12/9/17

LA CARRETA                     

Prólogo de Wilfredo Penco

Montevideo 2004



QUINCUAGESIMOQUINTA ENTREGA



XIII (6)



Aquella noche, Matacabayo, guarecido en la Picada Negra, también esperaba. Tres fogones con sendos troncos en cruz, marcaban el límite de su aventura. Allí debía esperar al jefe. Vendría a hacerse cargo del envío. La carreta solitaria, detenida en la vecindad del paso, se reflejaba en el agua mansa de un sangrador. Las otras tres a cinco cuadras del borde de la senda, juntas, como dispuestas a defenderse. Mtacabayo había hecho fuego en uno de los fogones apagados. Los tres hombres a la expectativa, ante la  inminencia de incorporarse a las filas rebeldes, respondían a las breves órdenes de Matacabayo.


-Cuestión de horas -dijo él-. Estos fogones son señales de su paso. ¡Está del otro lau!


Y sus secuaces escarbaban las sombras que se interponían entre ellos y la frontera. Unas horas más y se confundirían entre el valiente paisanaje y beberían a sus anchas y tendrían mujeres y ropa y lanzas.


La carreta reflejábase en el agua. Subían hasta ella los cantos de los grillos y el sigiloso perfume de las flores nocturnas. De vez en cuando la imagen se quebraba de mil pedazos y las ondas alargaban su techo y su picana y su pértigo ansioso. Un pez acababa de rayar el aire con un coletazo y las aguas festejaban su hazaña. El silencio salía del monte como un ser en libertad.


Pero a medianoche la tierra despertó. El viejo Farías había oído el tropel que venía por la cuencua  del arroyo. Levantó la vista hacia las carretas esperando el aviso. Y de ellas salió un grito de alerta. La voz de Matacabayo que anunciaba la llegada del caudillo. Farías tenía la orden de no moverse, y la cumplía.


El tropel aumentó. Debían arrear caballadas. Serían seguramente los revolucionarios que, después de haber traspasado la línea fronteriza, corrían al encuentro de las tropas de reserva… Pero…


Matacabayo, de pie, iluminado por los últimos tizones, permanecía inmóvil. Tenía sobre el rostro tres miradas como hierro al rojo. Tres hombres, a los que no era fácil engañar. Tomó la palabra el guerrillero Jerónimo:


-¿Por qué vienen al galope?... Mata, ¿qué pasa?


Se puso de pie violentamente.


Un silencio de miedo juntó a los cuatro hombres. Resultaba inexplicable la carrera que retumbaba por los campos. No venían al encuentro, no; venían huyendo. Ellos lo sabían, pero no querían creerlo.

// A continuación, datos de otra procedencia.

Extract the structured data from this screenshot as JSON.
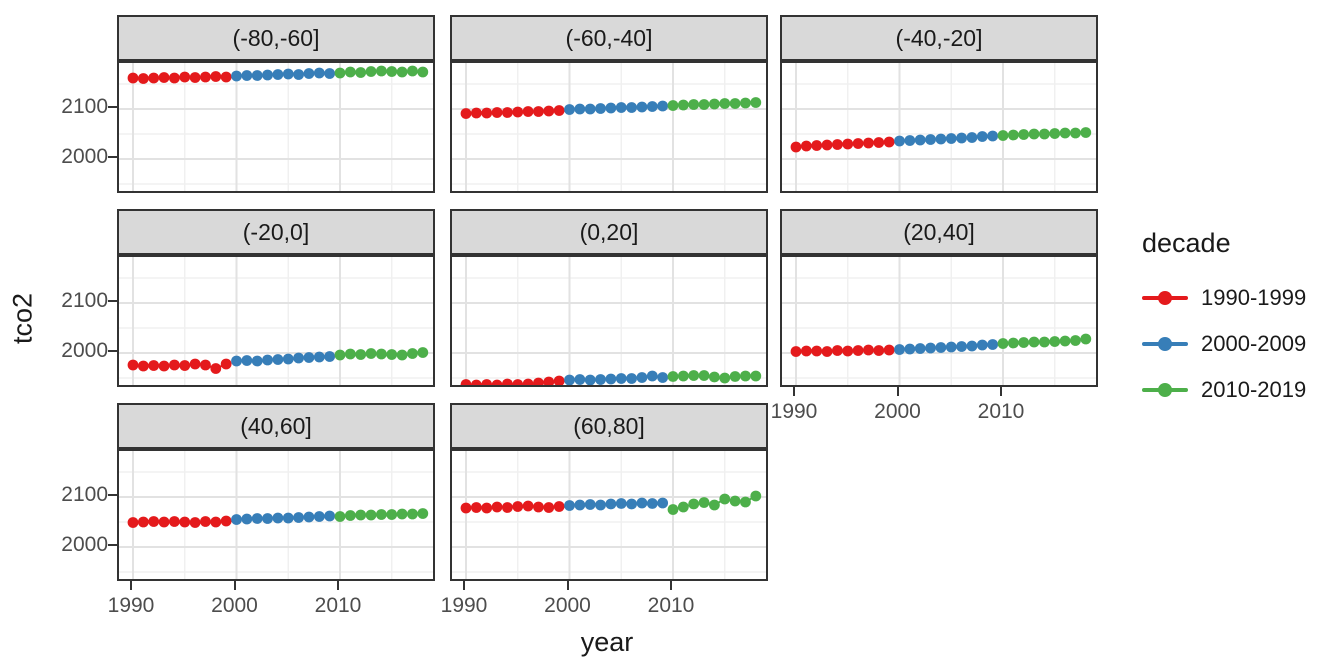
{
  "figure": {
    "y_axis_title": "tco2",
    "x_axis_title": "year"
  },
  "legend": {
    "title": "decade",
    "entries": [
      {
        "label": "1990-1999",
        "color": "#E41A1C"
      },
      {
        "label": "2000-2009",
        "color": "#377EB8"
      },
      {
        "label": "2010-2019",
        "color": "#4DAF4A"
      }
    ]
  },
  "chart_data": {
    "type": "scatter",
    "xlabel": "year",
    "ylabel": "tco2",
    "facet_variable": "latitude band",
    "series_variable": "decade",
    "legend_position": "right",
    "grid": "major and minor, light gray on white (theme_bw style)",
    "x": [
      1990,
      1991,
      1992,
      1993,
      1994,
      1995,
      1996,
      1997,
      1998,
      1999,
      2000,
      2001,
      2002,
      2003,
      2004,
      2005,
      2006,
      2007,
      2008,
      2009,
      2010,
      2011,
      2012,
      2013,
      2014,
      2015,
      2016,
      2017,
      2018
    ],
    "x_ticks": [
      1990,
      2000,
      2010
    ],
    "x_minor_ticks": [
      1995,
      2005,
      2015
    ],
    "y_ticks": [
      2000,
      2100
    ],
    "y_minor_ticks": [
      1950,
      2050,
      2150
    ],
    "x_range": [
      1988.6,
      2019.4
    ],
    "y_range": [
      1928,
      2192
    ],
    "decades": [
      {
        "name": "1990-1999",
        "color": "#E41A1C",
        "start_year": 1990,
        "end_year": 1999
      },
      {
        "name": "2000-2009",
        "color": "#377EB8",
        "start_year": 2000,
        "end_year": 2009
      },
      {
        "name": "2010-2019",
        "color": "#4DAF4A",
        "start_year": 2010,
        "end_year": 2018
      }
    ],
    "facets": [
      {
        "label": "(-80,-60]",
        "values": [
          2162,
          2161,
          2162,
          2163,
          2162,
          2164,
          2163,
          2164,
          2165,
          2164,
          2166,
          2167,
          2167,
          2168,
          2169,
          2170,
          2169,
          2171,
          2172,
          2171,
          2172,
          2174,
          2173,
          2175,
          2176,
          2175,
          2174,
          2176,
          2174
        ]
      },
      {
        "label": "(-60,-40]",
        "values": [
          2091,
          2092,
          2092,
          2093,
          2093,
          2094,
          2095,
          2095,
          2096,
          2097,
          2099,
          2100,
          2100,
          2101,
          2102,
          2103,
          2103,
          2104,
          2105,
          2106,
          2107,
          2108,
          2109,
          2109,
          2110,
          2111,
          2111,
          2112,
          2113
        ]
      },
      {
        "label": "(-40,-20]",
        "values": [
          2024,
          2026,
          2027,
          2028,
          2029,
          2030,
          2031,
          2032,
          2033,
          2034,
          2036,
          2037,
          2038,
          2039,
          2040,
          2041,
          2042,
          2043,
          2045,
          2046,
          2047,
          2048,
          2049,
          2050,
          2050,
          2051,
          2052,
          2052,
          2053
        ]
      },
      {
        "label": "(-20,0]",
        "values": [
          1976,
          1974,
          1975,
          1974,
          1976,
          1975,
          1978,
          1976,
          1969,
          1978,
          1984,
          1985,
          1984,
          1986,
          1987,
          1988,
          1990,
          1991,
          1992,
          1993,
          1996,
          1998,
          1997,
          1999,
          1998,
          1997,
          1996,
          1999,
          2001
        ]
      },
      {
        "label": "(0,20]",
        "values": [
          1937,
          1936,
          1937,
          1936,
          1938,
          1937,
          1938,
          1940,
          1942,
          1944,
          1946,
          1947,
          1946,
          1947,
          1948,
          1949,
          1949,
          1951,
          1954,
          1951,
          1953,
          1954,
          1955,
          1955,
          1952,
          1950,
          1953,
          1954,
          1954
        ]
      },
      {
        "label": "(20,40]",
        "values": [
          2003,
          2004,
          2004,
          2003,
          2005,
          2004,
          2005,
          2006,
          2005,
          2006,
          2007,
          2008,
          2009,
          2010,
          2011,
          2012,
          2013,
          2014,
          2016,
          2017,
          2019,
          2020,
          2021,
          2022,
          2022,
          2023,
          2024,
          2025,
          2028
        ]
      },
      {
        "label": "(40,60]",
        "values": [
          2049,
          2050,
          2051,
          2050,
          2051,
          2050,
          2049,
          2051,
          2050,
          2052,
          2055,
          2056,
          2057,
          2057,
          2058,
          2058,
          2059,
          2060,
          2061,
          2062,
          2061,
          2063,
          2064,
          2064,
          2065,
          2065,
          2066,
          2066,
          2067
        ]
      },
      {
        "label": "(60,80]",
        "values": [
          2078,
          2079,
          2078,
          2080,
          2079,
          2081,
          2082,
          2080,
          2079,
          2081,
          2083,
          2084,
          2085,
          2084,
          2086,
          2087,
          2086,
          2088,
          2087,
          2088,
          2075,
          2080,
          2086,
          2089,
          2084,
          2096,
          2092,
          2090,
          2102
        ]
      }
    ],
    "style": {
      "strip_background": "#D9D9D9",
      "panel_border": "#333333",
      "major_grid": "#E2E2E2",
      "minor_grid": "#F0F0F0",
      "tick_text": "#4D4D4D",
      "point_radius_px": 5.4
    }
  }
}
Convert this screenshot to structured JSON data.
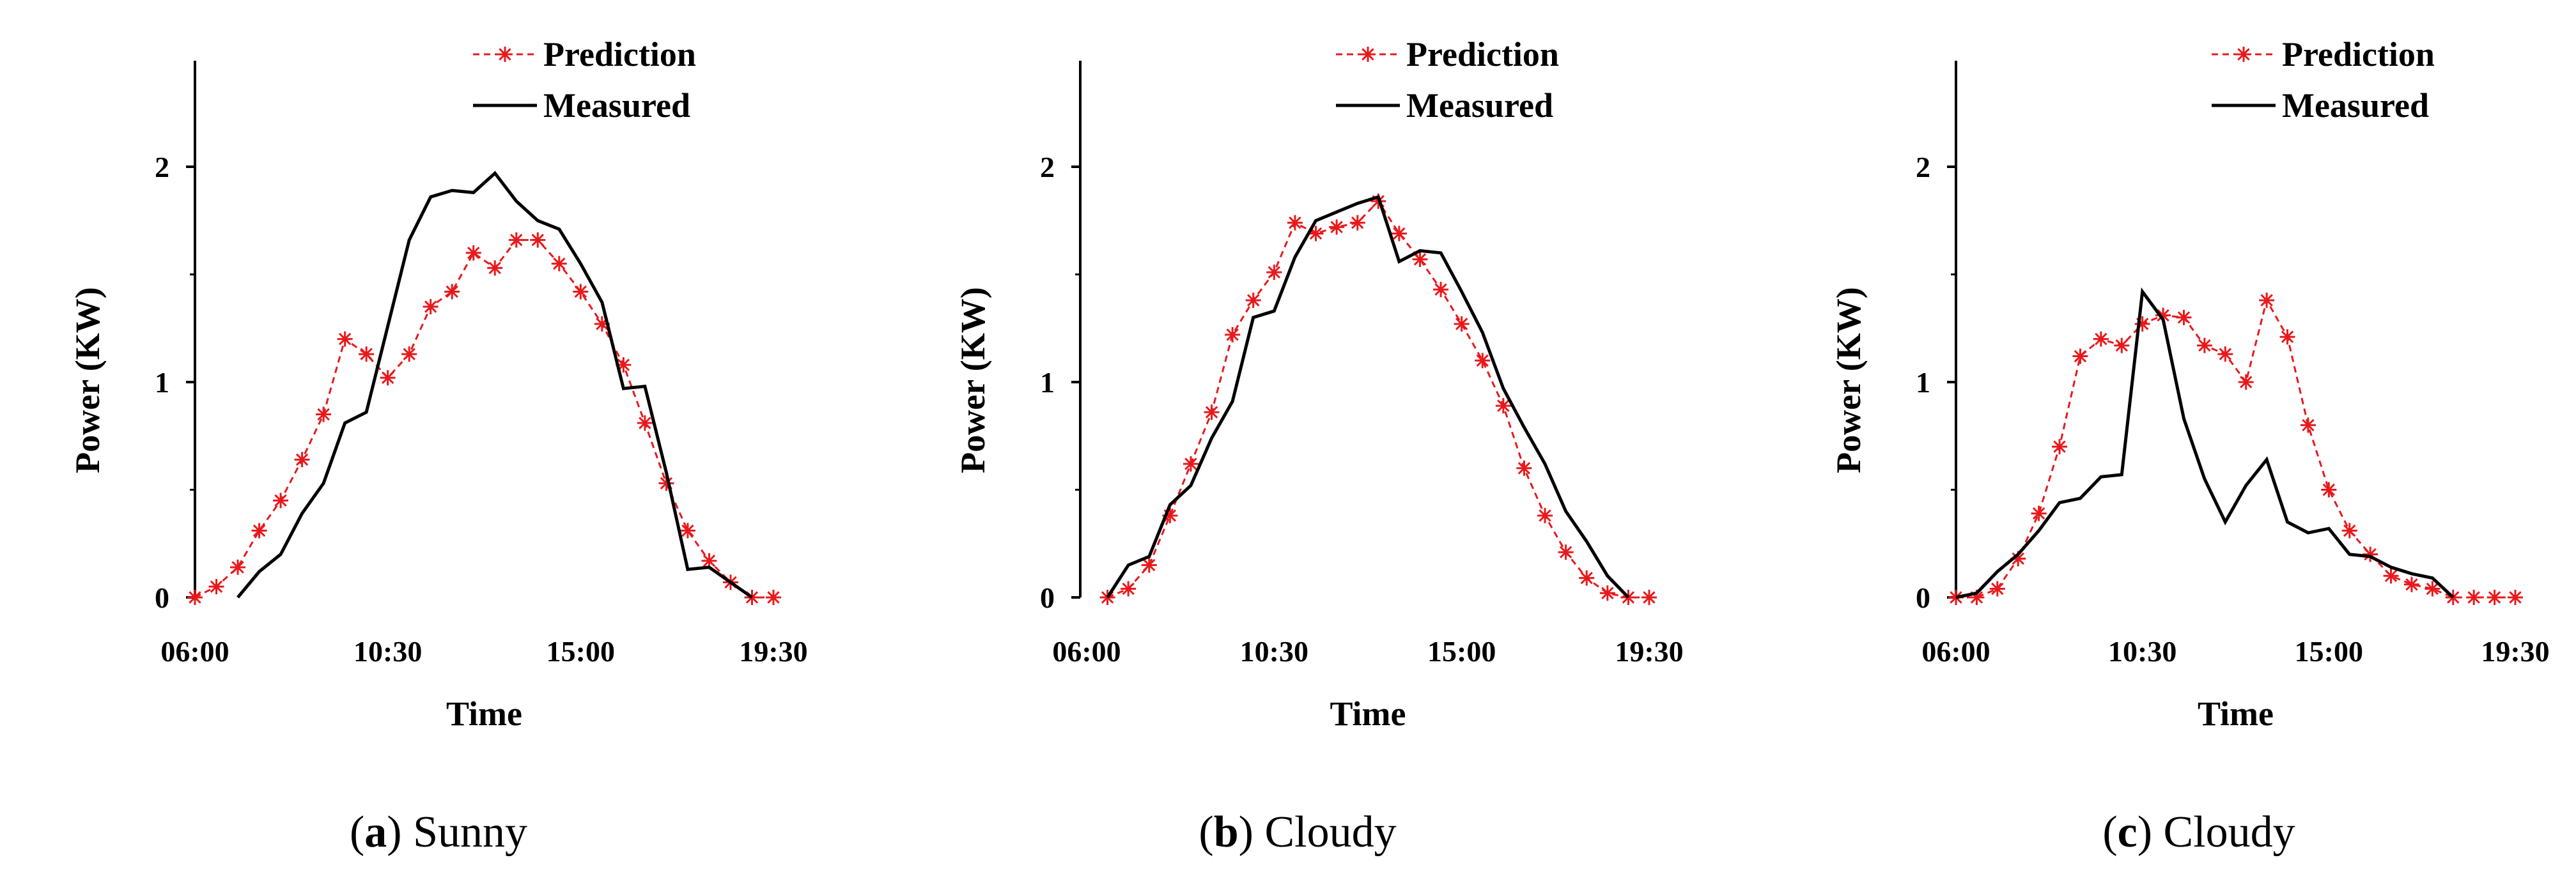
{
  "chart_data": [
    {
      "type": "line",
      "panel_letter": "a",
      "caption": "Sunny",
      "xlabel": "Time",
      "ylabel": "Power (KW)",
      "x": [
        "06:00",
        "06:30",
        "07:00",
        "07:30",
        "08:00",
        "08:30",
        "09:00",
        "09:30",
        "10:00",
        "10:30",
        "11:00",
        "11:30",
        "12:00",
        "12:30",
        "13:00",
        "13:30",
        "14:00",
        "14:30",
        "15:00",
        "15:30",
        "16:00",
        "16:30",
        "17:00",
        "17:30",
        "18:00",
        "18:30",
        "19:00",
        "19:30"
      ],
      "xticks": [
        "06:00",
        "10:30",
        "15:00",
        "19:30"
      ],
      "yticks": [
        "0",
        "1",
        "2"
      ],
      "ylim": [
        0,
        2.5
      ],
      "series": [
        {
          "name": "Prediction",
          "values": [
            0,
            0.05,
            0.14,
            0.31,
            0.45,
            0.64,
            0.85,
            1.2,
            1.13,
            1.02,
            1.13,
            1.35,
            1.42,
            1.6,
            1.53,
            1.66,
            1.66,
            1.55,
            1.42,
            1.27,
            1.08,
            0.81,
            0.53,
            0.31,
            0.17,
            0.07,
            0,
            0
          ],
          "color": "#e8191c"
        },
        {
          "name": "Measured",
          "values": [
            null,
            null,
            0,
            0.12,
            0.2,
            0.39,
            0.53,
            0.81,
            0.86,
            1.26,
            1.66,
            1.86,
            1.89,
            1.88,
            1.97,
            1.84,
            1.75,
            1.71,
            1.55,
            1.37,
            0.97,
            0.98,
            0.58,
            0.13,
            0.14,
            0.07,
            0,
            null
          ],
          "color": "#000000"
        }
      ]
    },
    {
      "type": "line",
      "panel_letter": "b",
      "caption": "Cloudy",
      "xlabel": "Time",
      "ylabel": "Power (KW)",
      "x": [
        "06:00",
        "06:30",
        "07:00",
        "07:30",
        "08:00",
        "08:30",
        "09:00",
        "09:30",
        "10:00",
        "10:30",
        "11:00",
        "11:30",
        "12:00",
        "12:30",
        "13:00",
        "13:30",
        "14:00",
        "14:30",
        "15:00",
        "15:30",
        "16:00",
        "16:30",
        "17:00",
        "17:30",
        "18:00",
        "18:30",
        "19:00",
        "19:30"
      ],
      "xticks": [
        "06:00",
        "10:30",
        "15:00",
        "19:30"
      ],
      "yticks": [
        "0",
        "1",
        "2"
      ],
      "ylim": [
        0,
        2.5
      ],
      "series": [
        {
          "name": "Prediction",
          "values": [
            null,
            0,
            0.04,
            0.15,
            0.38,
            0.62,
            0.86,
            1.22,
            1.38,
            1.51,
            1.74,
            1.69,
            1.72,
            1.74,
            1.84,
            1.69,
            1.57,
            1.43,
            1.27,
            1.1,
            0.89,
            0.6,
            0.38,
            0.21,
            0.09,
            0.02,
            0,
            0
          ],
          "color": "#e8191c"
        },
        {
          "name": "Measured",
          "values": [
            null,
            0,
            0.15,
            0.19,
            0.43,
            0.52,
            0.74,
            0.91,
            1.3,
            1.33,
            1.58,
            1.75,
            1.79,
            1.83,
            1.86,
            1.56,
            1.61,
            1.6,
            1.42,
            1.23,
            0.97,
            0.79,
            0.62,
            0.4,
            0.26,
            0.1,
            0,
            null
          ],
          "color": "#000000"
        }
      ]
    },
    {
      "type": "line",
      "panel_letter": "c",
      "caption": "Cloudy",
      "xlabel": "Time",
      "ylabel": "Power (KW)",
      "x": [
        "06:00",
        "06:30",
        "07:00",
        "07:30",
        "08:00",
        "08:30",
        "09:00",
        "09:30",
        "10:00",
        "10:30",
        "11:00",
        "11:30",
        "12:00",
        "12:30",
        "13:00",
        "13:30",
        "14:00",
        "14:30",
        "15:00",
        "15:30",
        "16:00",
        "16:30",
        "17:00",
        "17:30",
        "18:00",
        "18:30",
        "19:00",
        "19:30"
      ],
      "xticks": [
        "06:00",
        "10:30",
        "15:00",
        "19:30"
      ],
      "yticks": [
        "0",
        "1",
        "2"
      ],
      "ylim": [
        0,
        2.5
      ],
      "series": [
        {
          "name": "Prediction",
          "values": [
            0,
            0,
            0.04,
            0.18,
            0.39,
            0.7,
            1.12,
            1.2,
            1.17,
            1.27,
            1.31,
            1.3,
            1.17,
            1.13,
            1,
            1.38,
            1.21,
            0.8,
            0.5,
            0.31,
            0.2,
            0.1,
            0.06,
            0.04,
            0,
            0,
            0,
            0
          ],
          "color": "#e8191c"
        },
        {
          "name": "Measured",
          "values": [
            0,
            0.02,
            0.12,
            0.2,
            0.31,
            0.44,
            0.46,
            0.56,
            0.57,
            1.42,
            1.29,
            0.83,
            0.55,
            0.35,
            0.52,
            0.64,
            0.35,
            0.3,
            0.32,
            0.2,
            0.19,
            0.14,
            0.11,
            0.09,
            0,
            null,
            null,
            null
          ],
          "color": "#000000"
        }
      ]
    }
  ]
}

-¿Qué hacemos? -preguntó Matacabayo, sin más explicaciones.


Manolo, el melenudo e impresionante Eduardo, Jerónimo, el fogueado guerrillero… Sus cuatro pingos sacudían las colas, las orejas alertas al rumor que crecía como un río salido de madre. Uno de los caballos relinchó.


Matacabayo montó el primero. Galopó hasta la carreta solitaria. Farías, con el reuma subido a las caderas, parado a la orilla del arroyo, contaba el tiempo para que llegasen los fugitivos.


-¡Vamos, viejo!... Montá, que se nos vienen encima -le gritó Matacabayo.


Farías miró la carreta.


-No, don Mata; yo no l’abandono…


-¿Y qué vas a hacer?


-Nada, quedarme… Vaya, que ya están allí… por las zanjas…


El galope retumbaba en los montes. Matacabayo torció las riendas y siguió a los tres nuevos fugitivos. La noche le golpeaba en las espaldas.



-¡Cobarde! -dijo el viejo Farías, y arrastró sus alpargatas miserables.